Hace algunas semanas se supo que Andrés Cepeda está componiendo una canción con la ayuda de la Inteligencia Artificial. Esto a través de los servicios de la plataforma Watson, de IBM, que se alimenta de un sin número de canciones y de esta manera aprende el estilo musical común entre estas. Además, el software recibe como insumo la letra de la canción y analiza la longitud de los versos para hacer la composición musical en base a esto y al estilo rítmico aprendido con las canciones ingresadas previamente. Por último, el canta autor hará los últimos ajustes a la obra generada.
Esta no es la única experiencia de composición musical con inteligencia artificial. Hace más de un año, el software Flow Machines de Sony compuso la canción Daddy’s Car, que cuenta con la particularidad de tener el estilo musical de los Beatles. Google también ha incursionado en este tipo de herramientas de inteligencia artificial. Por supuesto, en nuestra Región Caribe no nos quedaremos atrás, y en Uninorte ya estamos explorando las distintas plataformas para componer música del caribe con la ayuda de inteligencia artificial.

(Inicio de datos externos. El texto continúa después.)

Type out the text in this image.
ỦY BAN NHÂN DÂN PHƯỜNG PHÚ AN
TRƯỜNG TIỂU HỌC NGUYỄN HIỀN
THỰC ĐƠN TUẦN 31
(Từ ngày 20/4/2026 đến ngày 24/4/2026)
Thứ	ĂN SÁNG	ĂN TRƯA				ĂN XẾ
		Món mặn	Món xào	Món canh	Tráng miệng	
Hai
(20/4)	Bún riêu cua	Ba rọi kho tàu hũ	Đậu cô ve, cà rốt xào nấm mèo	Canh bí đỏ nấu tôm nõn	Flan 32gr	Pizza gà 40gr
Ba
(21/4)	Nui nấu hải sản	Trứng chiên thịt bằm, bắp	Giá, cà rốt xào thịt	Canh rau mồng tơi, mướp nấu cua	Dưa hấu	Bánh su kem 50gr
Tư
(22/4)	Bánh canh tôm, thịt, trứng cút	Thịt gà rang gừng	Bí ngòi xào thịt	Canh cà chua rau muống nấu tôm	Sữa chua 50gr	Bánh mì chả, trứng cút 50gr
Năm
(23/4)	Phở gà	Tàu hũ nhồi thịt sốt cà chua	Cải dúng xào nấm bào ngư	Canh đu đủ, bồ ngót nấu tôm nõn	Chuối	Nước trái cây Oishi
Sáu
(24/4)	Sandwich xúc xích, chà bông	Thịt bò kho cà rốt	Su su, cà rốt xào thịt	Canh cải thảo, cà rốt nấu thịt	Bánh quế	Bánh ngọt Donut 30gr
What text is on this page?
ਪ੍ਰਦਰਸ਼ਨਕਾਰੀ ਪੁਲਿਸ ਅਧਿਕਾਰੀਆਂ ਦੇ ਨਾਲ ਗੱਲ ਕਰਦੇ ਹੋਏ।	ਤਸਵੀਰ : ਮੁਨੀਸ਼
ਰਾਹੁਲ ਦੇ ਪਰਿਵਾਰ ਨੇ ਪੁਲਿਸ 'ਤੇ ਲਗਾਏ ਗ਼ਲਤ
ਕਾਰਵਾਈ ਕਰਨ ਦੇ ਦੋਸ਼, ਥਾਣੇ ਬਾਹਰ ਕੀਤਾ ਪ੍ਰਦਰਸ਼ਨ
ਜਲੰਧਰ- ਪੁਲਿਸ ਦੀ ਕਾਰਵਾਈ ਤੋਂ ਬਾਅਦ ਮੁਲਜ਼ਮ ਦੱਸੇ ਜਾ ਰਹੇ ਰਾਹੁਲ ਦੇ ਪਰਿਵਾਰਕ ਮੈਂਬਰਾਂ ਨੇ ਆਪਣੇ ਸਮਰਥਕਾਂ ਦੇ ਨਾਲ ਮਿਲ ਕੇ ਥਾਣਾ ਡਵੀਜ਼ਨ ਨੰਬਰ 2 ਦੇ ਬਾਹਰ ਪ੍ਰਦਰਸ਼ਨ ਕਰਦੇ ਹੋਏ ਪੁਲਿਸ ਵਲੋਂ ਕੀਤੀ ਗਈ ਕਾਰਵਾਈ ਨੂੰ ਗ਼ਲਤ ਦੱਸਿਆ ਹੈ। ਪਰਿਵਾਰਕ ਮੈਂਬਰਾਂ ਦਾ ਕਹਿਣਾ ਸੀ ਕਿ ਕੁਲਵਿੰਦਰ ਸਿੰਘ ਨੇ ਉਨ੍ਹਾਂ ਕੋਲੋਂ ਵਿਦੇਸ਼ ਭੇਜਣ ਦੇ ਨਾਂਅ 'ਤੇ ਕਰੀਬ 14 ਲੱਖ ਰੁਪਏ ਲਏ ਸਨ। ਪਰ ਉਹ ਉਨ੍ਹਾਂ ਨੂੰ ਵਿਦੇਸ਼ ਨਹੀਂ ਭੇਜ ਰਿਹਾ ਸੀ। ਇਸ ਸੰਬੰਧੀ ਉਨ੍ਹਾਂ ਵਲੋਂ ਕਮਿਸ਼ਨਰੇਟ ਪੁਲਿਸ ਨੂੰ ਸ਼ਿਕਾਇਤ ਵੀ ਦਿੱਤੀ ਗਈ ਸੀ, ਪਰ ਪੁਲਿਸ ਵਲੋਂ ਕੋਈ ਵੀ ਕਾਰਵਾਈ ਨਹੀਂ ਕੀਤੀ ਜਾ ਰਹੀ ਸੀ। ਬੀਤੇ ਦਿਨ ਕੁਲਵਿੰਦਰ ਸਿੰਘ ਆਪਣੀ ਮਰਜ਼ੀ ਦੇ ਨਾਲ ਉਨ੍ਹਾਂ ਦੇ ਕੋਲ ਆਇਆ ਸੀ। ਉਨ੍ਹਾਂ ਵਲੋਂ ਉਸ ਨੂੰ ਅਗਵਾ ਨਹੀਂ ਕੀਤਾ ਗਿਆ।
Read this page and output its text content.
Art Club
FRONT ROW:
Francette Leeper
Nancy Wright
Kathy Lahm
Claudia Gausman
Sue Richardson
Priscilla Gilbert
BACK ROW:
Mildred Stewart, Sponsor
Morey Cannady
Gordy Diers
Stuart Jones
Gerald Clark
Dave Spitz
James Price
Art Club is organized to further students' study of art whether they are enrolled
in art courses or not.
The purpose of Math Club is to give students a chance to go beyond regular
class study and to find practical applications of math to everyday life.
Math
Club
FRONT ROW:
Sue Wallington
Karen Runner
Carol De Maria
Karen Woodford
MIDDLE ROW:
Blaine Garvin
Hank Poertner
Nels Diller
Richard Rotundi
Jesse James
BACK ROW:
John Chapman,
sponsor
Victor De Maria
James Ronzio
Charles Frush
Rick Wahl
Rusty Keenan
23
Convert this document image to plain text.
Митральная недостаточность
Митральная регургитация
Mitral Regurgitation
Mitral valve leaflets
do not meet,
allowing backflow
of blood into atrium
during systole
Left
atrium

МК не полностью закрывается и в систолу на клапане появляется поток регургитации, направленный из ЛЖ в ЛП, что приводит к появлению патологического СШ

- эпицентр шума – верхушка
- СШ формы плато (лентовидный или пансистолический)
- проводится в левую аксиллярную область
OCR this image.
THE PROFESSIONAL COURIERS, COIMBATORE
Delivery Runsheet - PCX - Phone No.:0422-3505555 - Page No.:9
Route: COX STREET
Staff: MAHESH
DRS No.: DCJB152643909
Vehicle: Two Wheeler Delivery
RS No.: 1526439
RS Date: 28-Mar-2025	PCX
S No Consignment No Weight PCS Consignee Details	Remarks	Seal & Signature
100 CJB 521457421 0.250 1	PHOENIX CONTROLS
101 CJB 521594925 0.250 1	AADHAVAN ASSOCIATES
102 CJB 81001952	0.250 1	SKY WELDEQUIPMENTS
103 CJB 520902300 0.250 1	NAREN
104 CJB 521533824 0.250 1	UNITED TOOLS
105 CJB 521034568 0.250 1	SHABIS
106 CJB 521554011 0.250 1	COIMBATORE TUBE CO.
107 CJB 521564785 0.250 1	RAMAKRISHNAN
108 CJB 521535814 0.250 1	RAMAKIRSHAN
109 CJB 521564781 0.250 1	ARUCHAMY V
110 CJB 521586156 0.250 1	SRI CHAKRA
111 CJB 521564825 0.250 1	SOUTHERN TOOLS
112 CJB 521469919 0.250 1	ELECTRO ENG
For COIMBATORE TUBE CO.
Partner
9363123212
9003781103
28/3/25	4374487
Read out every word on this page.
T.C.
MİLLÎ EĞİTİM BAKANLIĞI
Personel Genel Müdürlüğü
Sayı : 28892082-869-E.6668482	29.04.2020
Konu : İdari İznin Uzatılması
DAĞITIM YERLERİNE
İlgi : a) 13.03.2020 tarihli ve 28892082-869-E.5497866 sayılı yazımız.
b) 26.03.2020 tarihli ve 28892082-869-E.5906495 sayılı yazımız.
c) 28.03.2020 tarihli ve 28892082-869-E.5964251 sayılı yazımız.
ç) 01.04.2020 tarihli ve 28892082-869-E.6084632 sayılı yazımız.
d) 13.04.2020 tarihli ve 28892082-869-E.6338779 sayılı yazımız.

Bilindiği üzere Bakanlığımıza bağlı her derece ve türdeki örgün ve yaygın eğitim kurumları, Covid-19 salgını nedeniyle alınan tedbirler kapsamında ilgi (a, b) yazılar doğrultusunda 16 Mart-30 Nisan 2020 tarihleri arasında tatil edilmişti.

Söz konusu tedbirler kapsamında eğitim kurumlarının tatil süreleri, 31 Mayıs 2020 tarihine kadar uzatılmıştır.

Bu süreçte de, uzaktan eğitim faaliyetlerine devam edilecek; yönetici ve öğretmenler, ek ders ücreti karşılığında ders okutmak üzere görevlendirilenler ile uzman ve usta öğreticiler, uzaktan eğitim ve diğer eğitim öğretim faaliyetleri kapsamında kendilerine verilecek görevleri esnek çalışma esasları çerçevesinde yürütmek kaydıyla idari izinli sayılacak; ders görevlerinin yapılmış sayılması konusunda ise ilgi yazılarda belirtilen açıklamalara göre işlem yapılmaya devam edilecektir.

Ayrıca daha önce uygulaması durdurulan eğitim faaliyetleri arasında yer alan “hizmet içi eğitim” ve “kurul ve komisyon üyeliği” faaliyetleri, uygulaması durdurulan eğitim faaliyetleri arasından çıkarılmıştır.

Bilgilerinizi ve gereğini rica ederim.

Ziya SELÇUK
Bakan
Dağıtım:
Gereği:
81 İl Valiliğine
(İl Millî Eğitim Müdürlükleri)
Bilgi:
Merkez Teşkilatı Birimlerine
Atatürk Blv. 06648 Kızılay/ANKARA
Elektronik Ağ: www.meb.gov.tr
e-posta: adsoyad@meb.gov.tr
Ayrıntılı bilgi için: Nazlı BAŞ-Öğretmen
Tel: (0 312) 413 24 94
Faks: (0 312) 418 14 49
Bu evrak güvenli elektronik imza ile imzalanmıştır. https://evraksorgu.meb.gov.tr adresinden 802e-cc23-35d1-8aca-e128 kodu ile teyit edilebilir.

Esta práctica puede verse como buena o mala desde distintos puntos de vista. ¿Nos van a reemplazar las máquinas en la generación de productos de creatividad? Es una pregunta que salta enseguida a la vista. Lo cierto es que estamos viviendo ya en un mundo en el que los computadores son capaces de muchas cosas, y en ese orden de ideas, las personas debemos concentrarnos en fortalecer, como en todas las profesiones, las competencias que no podrán desarrollar los computadores, y el mundo artístico no es la excepción. Muy seguramente una máquina podrá componer e interpretar una canción, pero no será capaz de incorporarle el sentimiento que puede darle un gran artista.
No puedo escribir de tecnología y música sin mencionar un emprendimiento que están desarrollando mis estudiantes. Se trata de TrainEars. Una herramienta informática que facilita a estudiantes de Música el desarrollo de competencias auditivas, que consisten en la identificación de distintas estructuras musicales con solo escucharlas. Esta aplicación es un asistente de estudio y práctica para adquirir habilidades de entrenamiento auditivo.
En otras utilidades, podemos hablar también de incorporar realidad aumentada a las actividades musicales, donde una aplicación puede identificar con una cámara las teclas que se tocan en un piano (solo por dar un ejemplo de un instrumento) y de esta manera escribir la partitura de la canción interpretada.
Creación de obras, desarrollo de competencias auditivas, escritura de partituras y muchas aplicaciones más, son utilidades en las que la tecnología está al servicio de la Música. Como vemos, el sector artístico no esta exento de ser apoyado y fortalecido a través de la tecnología.